Lessons and Action Items for Your Team
Immediate Actions
Audit your API authentication configuration now. Run a scan across all API routes and flag any endpoint where authentication is disabled. Pay special attention to endpoints that perform create, update, or delete operations.
Review your API gateway logs for the past 90 days. Look for requests to API endpoints that succeeded without authentication tokens. Identify endpoints that shouldn't allow unauthenticated access and unusual access patterns to legitimate public endpoints.
If you're a ServiceNow customer, review your instance logs for access to /api/now/related_list_edit/create. ServiceNow should have provided guidance on identifying researcher versus malicious activity. If that guidance is unclear, demand specifics: IP ranges, timestamps, request patterns.
Differentiate Research from Exploitation
How do you tell benign security research from active exploitation in your logs?
- Volume: Researchers typically probe with minimal requests. Attackers enumerate — thousands of requests testing different parameters.
- Data exfiltration: Researchers confirm access; attackers download. Look for large response payloads or repeated queries for the same data sets.
- Timing: Research activity clusters around disclosure. Exploitation often predates public disclosure.
- Source IPs: Cross-reference against known security research organizations and VPN exit nodes commonly used by bug bounty platforms.
This isn't foolproof. Sophisticated attackers mimic researcher behavior. But it gives you a starting framework for triage.
Longer-Term Controls
Implement API security testing in your CI/CD pipeline. Tools like OWASP ZAP, StackHawk, or commercial API security platforms should scan every API endpoint before deployment. Configure them to fail builds when they detect unauthenticated endpoints that handle sensitive operations.

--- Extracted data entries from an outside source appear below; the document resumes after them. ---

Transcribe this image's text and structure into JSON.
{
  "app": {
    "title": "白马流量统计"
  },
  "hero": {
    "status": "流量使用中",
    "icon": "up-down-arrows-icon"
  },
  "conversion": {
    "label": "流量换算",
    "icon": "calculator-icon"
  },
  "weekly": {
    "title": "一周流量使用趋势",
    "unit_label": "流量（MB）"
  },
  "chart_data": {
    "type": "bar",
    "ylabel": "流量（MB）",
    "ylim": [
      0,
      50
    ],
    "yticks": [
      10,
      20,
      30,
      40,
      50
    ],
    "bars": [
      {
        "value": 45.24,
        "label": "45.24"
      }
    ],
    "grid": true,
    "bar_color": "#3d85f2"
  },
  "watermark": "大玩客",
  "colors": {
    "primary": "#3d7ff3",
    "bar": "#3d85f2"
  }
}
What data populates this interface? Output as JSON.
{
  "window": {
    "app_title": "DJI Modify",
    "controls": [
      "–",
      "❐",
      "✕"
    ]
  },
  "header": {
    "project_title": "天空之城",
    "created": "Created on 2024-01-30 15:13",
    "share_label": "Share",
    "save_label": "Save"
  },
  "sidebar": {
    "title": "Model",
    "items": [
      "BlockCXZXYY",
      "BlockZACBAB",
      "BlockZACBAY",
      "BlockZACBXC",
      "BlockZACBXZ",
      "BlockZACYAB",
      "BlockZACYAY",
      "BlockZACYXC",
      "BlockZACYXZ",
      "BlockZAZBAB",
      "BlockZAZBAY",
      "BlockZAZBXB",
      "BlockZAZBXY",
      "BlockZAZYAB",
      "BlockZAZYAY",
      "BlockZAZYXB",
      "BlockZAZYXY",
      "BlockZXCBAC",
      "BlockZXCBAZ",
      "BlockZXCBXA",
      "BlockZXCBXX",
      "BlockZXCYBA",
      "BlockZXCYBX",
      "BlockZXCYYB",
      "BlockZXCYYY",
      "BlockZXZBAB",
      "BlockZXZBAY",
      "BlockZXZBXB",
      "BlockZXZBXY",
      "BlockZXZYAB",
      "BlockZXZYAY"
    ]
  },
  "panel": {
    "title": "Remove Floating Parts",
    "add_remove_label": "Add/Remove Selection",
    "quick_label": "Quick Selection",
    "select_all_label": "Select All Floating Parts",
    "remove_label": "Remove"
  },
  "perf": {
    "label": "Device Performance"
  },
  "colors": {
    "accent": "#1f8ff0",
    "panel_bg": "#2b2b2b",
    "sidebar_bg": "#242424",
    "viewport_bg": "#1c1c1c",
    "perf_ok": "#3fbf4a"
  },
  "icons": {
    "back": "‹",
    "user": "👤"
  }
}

Adopt an API security specification standard. OpenAPI (formerly Swagger) specifications should document authentication requirements for every endpoint. Make this documentation part of your code review checklist.
Deploy runtime API protection. Your WAF or API gateway should enforce authentication policies independent of your application code. Defense in depth means even if your code ships with requires_authentication = false, your gateway should still demand credentials.

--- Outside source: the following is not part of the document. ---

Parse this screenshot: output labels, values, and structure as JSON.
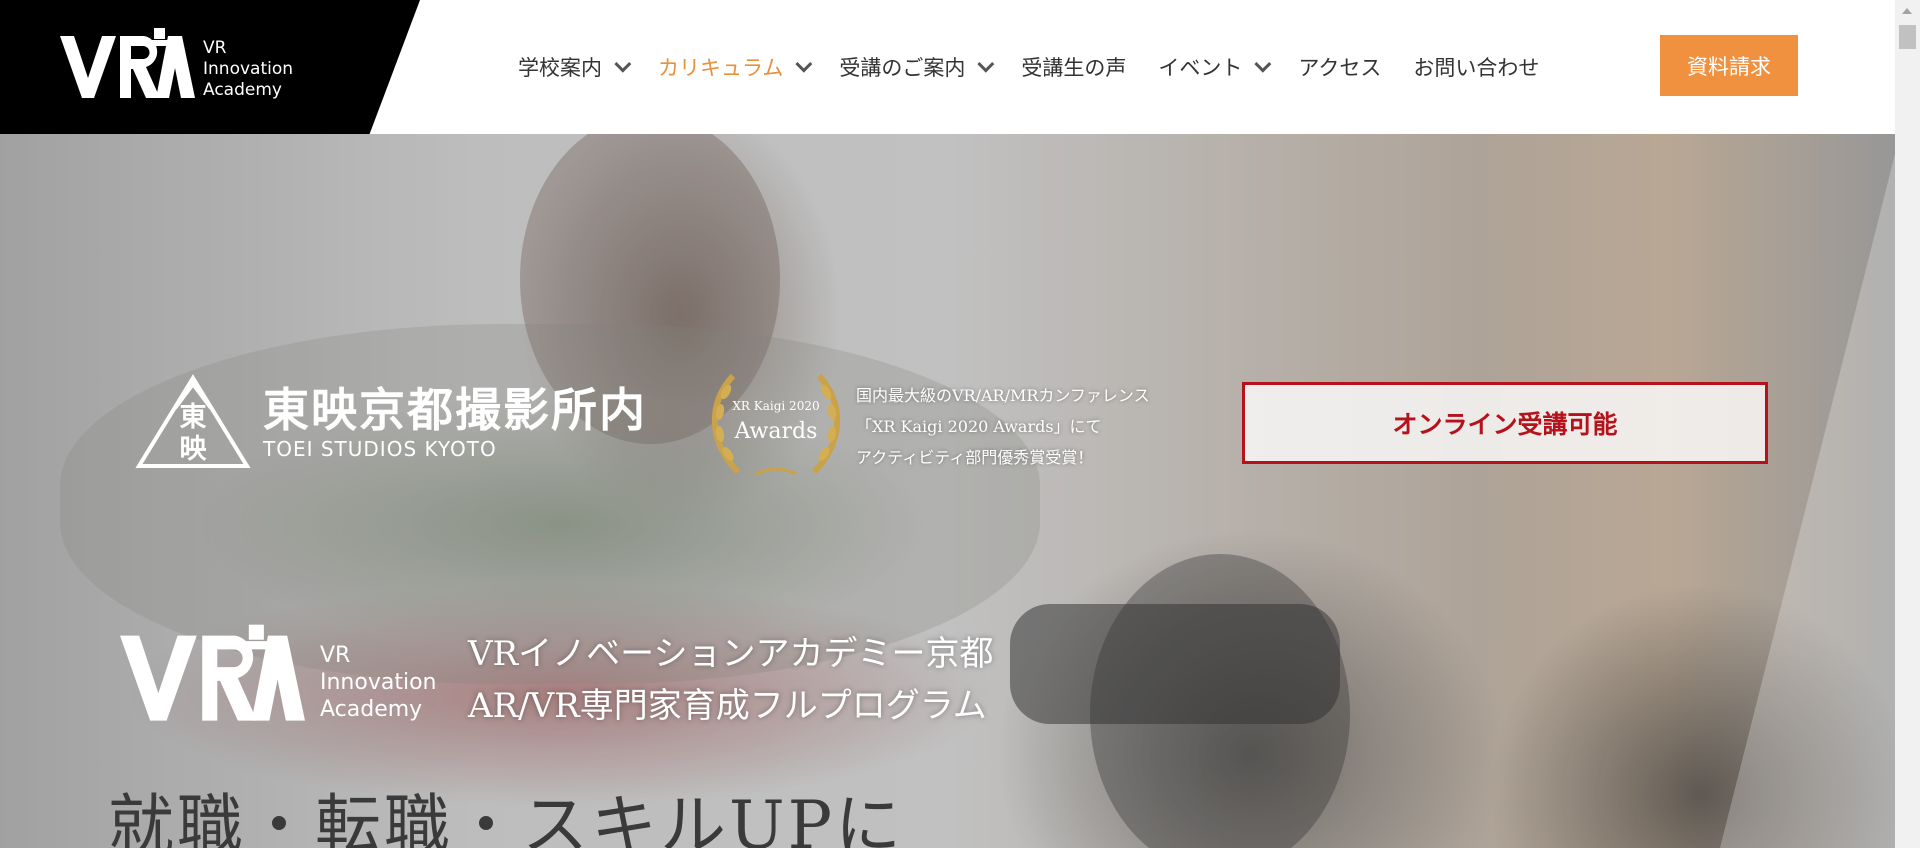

Establish API inventory management. Maintain a living inventory of all API endpoints, their authentication requirements, and the data they access. Update this inventory with every release.

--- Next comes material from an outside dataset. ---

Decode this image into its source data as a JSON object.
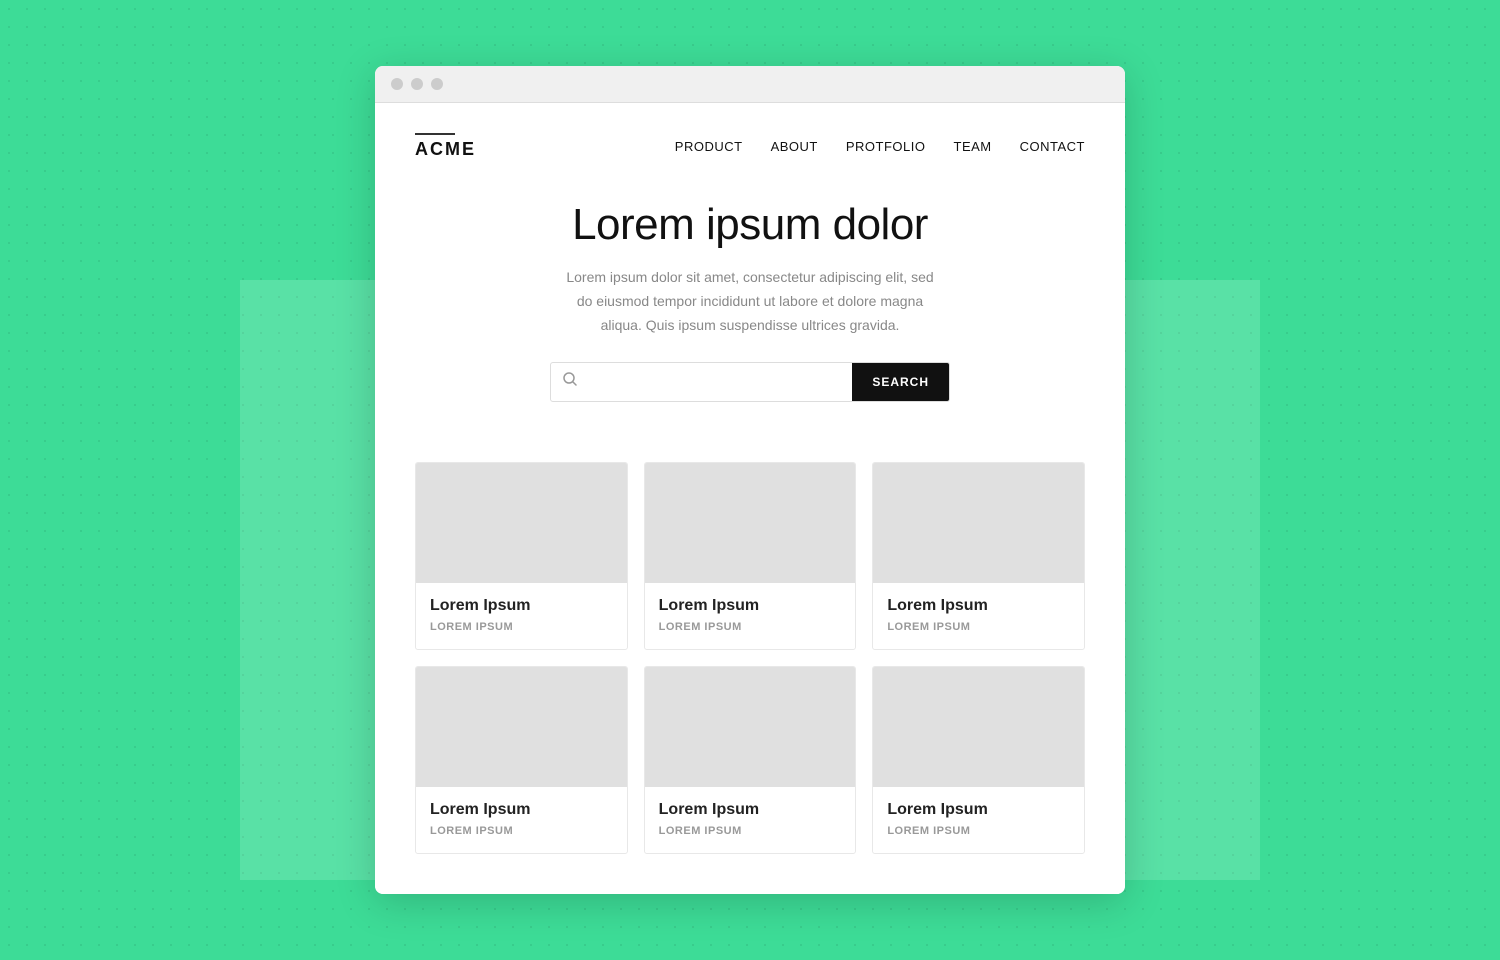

Run tabletop exercises for vendor incidents. When your SaaS vendor discloses a vulnerability that may have exposed your data, your team should know exactly who does what: who reviews logs, who contacts the vendor, who notifies affected customers, who documents for auditors.
The ServiceNow incident demonstrates that even mature SaaS platforms can have authentication bypass vulnerabilities. Your vendor's security team is not a substitute for your own API security program. Treat every API endpoint — internal or vendor-provided — as potentially misconfigured until you verify otherwise.